Prefettura di Reggio Calabria: necessario il rispetto delle certificazioni di agibilità per riaprire gli impianti sportivi

Autore Giorgia Rieto | gio, 13 nov 2025 17:03 | Prefetto-Reggio-Calabria Strutture-Reggio-Calabria

Per le strutture con un massimo di 200 spettatori, la normativa consente di sostituire l’intervento della Commissione comunale di Vigilanza

Prosegue la questione delle strutture sportive chiuse sul territorio metropolitano, con particolare riguardo ai campi da calcio, molti dei quali non ancora dotati delle certificazioni necessarie per l’accesso del pubblico. Questa mattina, su richiesta dell’Associazione “Città degli Ulivi”, si è svolta presso il Palazzo del Governo una riunione alla quale hanno partecipato sindaci dei Comuni della Piana di Gioia Tauro, rappresentanti dei Vigili del Fuoco, del CONI e della Federazione Italiana Giuoco Calcio.

Il Prefetto ha ribadito che la libera fruibilità degli impianti è subordinata al possesso della certificazione di agibilità, rilasciata dai competenti organismi tecnici dopo verifiche progettuali e di collaudo.
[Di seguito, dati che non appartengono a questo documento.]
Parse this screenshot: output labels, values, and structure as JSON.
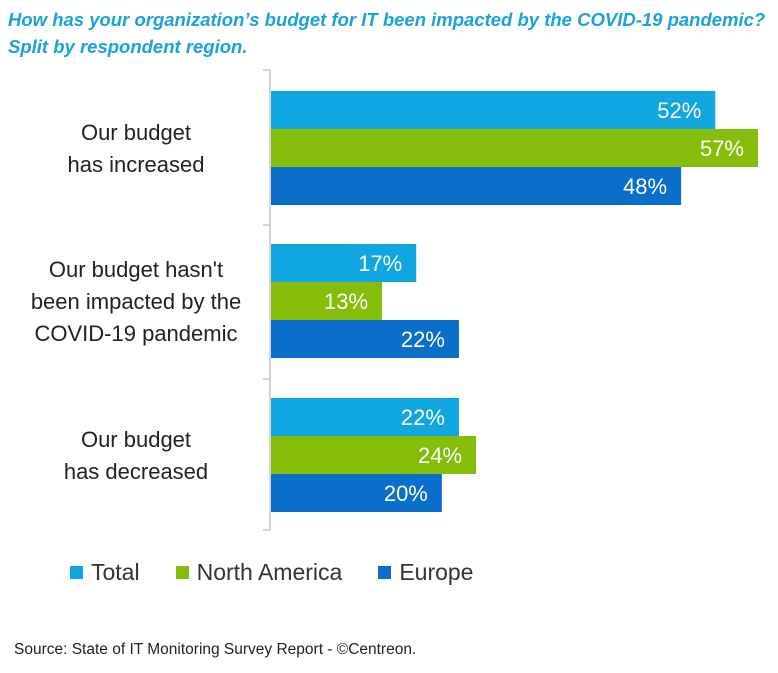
{
  "chart_data": {
    "type": "bar",
    "orientation": "horizontal",
    "title": "How has your organization’s budget for IT been impacted by the COVID-19 pandemic? Split by respondent region.",
    "categories": [
      [
        "Our budget",
        "has increased"
      ],
      [
        "Our budget hasn't",
        "been impacted by the",
        "COVID-19 pandemic"
      ],
      [
        "Our budget",
        "has decreased"
      ]
    ],
    "series": [
      {
        "name": "Total",
        "color": "#12a6e0",
        "values": [
          52,
          17,
          22
        ],
        "labels": [
          "52%",
          "17%",
          "22%"
        ]
      },
      {
        "name": "North America",
        "color": "#86bc0a",
        "values": [
          57,
          13,
          24
        ],
        "labels": [
          "57%",
          "13%",
          "24%"
        ]
      },
      {
        "name": "Europe",
        "color": "#0a6ecb",
        "values": [
          48,
          22,
          20
        ],
        "labels": [
          "48%",
          "22%",
          "20%"
        ]
      }
    ],
    "xlim": [
      0,
      57
    ],
    "grid": false,
    "legend_position": "bottom",
    "source": "Source: State of IT Monitoring Survey Report - ©Centreon."
  }
}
Considerata l’assenza di riscontri tecnici su gran parte degli impianti, soprattutto quelli destinati a incontri di calcio, i sindaci non possono autorizzarne l’apertura, a tutela della sicurezza pubblica.
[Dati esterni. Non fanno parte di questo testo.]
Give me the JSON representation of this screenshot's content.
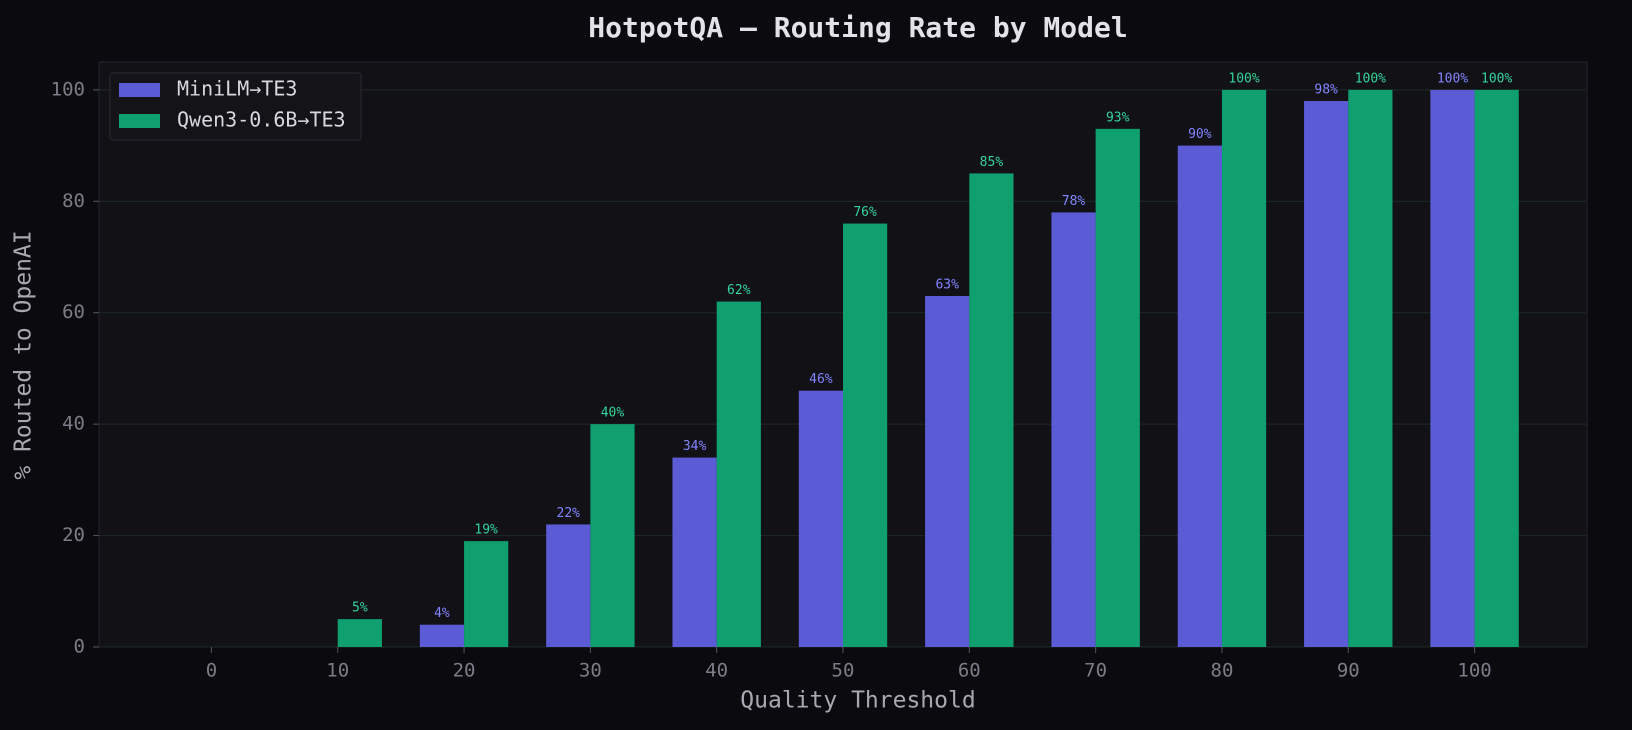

Per le strutture con un massimo di 200 spettatori, la normativa consente di sostituire l’intervento della Commissione comunale di Vigilanza con una relazione tecnica redatta da professionisti abilitati (ingegneri, architetti, geometri o periti industriali) che attesti la conformità alle norme di sicurezza previste dal DM 18 marzo 1996. Per gli impianti con più di 100 spettatori restano obbligatorie le verifiche dei Vigili del Fuoco.
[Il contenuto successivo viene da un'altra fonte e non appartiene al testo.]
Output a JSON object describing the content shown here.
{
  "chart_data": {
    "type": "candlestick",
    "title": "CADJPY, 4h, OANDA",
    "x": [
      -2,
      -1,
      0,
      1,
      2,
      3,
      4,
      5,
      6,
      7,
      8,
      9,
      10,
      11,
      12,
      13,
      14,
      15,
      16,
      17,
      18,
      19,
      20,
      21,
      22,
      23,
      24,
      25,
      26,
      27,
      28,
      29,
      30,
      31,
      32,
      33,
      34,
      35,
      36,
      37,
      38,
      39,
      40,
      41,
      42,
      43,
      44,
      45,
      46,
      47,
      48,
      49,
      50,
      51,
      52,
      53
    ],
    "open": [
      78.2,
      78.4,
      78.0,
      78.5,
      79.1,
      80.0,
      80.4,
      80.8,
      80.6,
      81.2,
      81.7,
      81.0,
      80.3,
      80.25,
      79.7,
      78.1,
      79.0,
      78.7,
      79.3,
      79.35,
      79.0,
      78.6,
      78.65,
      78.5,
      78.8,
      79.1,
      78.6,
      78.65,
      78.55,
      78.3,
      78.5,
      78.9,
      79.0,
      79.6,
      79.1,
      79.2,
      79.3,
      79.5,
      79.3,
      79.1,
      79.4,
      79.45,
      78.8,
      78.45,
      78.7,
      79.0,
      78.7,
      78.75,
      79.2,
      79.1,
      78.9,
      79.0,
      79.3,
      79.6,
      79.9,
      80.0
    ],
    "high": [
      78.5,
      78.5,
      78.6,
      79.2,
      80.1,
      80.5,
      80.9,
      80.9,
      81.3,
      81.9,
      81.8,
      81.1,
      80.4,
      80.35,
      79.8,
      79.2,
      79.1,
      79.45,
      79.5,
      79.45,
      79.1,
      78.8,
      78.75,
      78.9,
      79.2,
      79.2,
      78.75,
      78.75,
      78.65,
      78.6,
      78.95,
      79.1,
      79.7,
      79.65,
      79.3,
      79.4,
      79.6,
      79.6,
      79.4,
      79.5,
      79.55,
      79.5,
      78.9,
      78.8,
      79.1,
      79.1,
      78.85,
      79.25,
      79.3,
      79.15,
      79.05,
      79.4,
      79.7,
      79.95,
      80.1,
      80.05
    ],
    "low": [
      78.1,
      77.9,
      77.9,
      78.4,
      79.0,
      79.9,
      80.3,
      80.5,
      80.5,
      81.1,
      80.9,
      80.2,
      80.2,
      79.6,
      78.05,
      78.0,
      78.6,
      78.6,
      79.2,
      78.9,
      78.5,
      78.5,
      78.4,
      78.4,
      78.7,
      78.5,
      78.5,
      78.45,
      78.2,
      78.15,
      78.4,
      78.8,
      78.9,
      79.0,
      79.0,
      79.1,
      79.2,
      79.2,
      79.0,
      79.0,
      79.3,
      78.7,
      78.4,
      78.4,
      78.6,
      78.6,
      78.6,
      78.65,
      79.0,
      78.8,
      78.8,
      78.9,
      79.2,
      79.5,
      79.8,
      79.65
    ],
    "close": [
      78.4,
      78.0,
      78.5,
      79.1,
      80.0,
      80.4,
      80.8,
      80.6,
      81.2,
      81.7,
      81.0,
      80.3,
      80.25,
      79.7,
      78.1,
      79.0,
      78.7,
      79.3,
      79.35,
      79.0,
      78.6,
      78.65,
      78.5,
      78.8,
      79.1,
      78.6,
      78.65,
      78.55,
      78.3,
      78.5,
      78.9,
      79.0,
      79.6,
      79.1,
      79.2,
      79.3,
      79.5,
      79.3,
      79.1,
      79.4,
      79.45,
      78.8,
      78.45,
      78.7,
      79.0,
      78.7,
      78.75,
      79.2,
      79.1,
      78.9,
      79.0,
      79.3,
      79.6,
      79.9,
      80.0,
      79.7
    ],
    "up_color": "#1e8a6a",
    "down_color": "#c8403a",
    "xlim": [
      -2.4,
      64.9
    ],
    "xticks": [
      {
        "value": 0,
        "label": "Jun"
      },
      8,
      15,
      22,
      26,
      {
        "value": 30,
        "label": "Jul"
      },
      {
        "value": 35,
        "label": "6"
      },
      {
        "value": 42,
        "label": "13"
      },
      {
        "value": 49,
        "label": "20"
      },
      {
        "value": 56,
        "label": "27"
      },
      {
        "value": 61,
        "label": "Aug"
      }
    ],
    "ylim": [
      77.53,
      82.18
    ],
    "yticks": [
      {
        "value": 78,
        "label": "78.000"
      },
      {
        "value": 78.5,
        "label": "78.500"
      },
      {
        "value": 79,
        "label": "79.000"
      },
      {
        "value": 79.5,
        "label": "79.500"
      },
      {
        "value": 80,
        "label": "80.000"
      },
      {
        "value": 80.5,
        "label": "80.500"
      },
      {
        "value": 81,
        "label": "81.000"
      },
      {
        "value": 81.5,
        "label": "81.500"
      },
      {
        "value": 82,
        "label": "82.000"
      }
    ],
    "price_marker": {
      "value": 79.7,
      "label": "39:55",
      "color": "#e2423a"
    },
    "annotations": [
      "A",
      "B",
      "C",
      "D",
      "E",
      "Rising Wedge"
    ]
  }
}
Il Prefetto ha inoltre sottolineato la necessità che ciascun Comune esamini attentamente la situazione dei propri impianti e adotti i provvedimenti conseguenti. Ha infine assicurato la propria disponibilità a rappresentare la problematica presso altri enti istituzionali, inclusa la Regione Calabria, per valutare eventuali linee di finanziamento, anche di carattere sovranazionale.

L’incontro conferma l’impegno delle autorità locali a garantire sicurezza e legalità, fornendo alle amministrazioni strumenti chiari per avviare la riapertura dei campi da calcio e delle strutture sportive, in attesa che vengano completate le verifiche tecniche e collaudi necessari.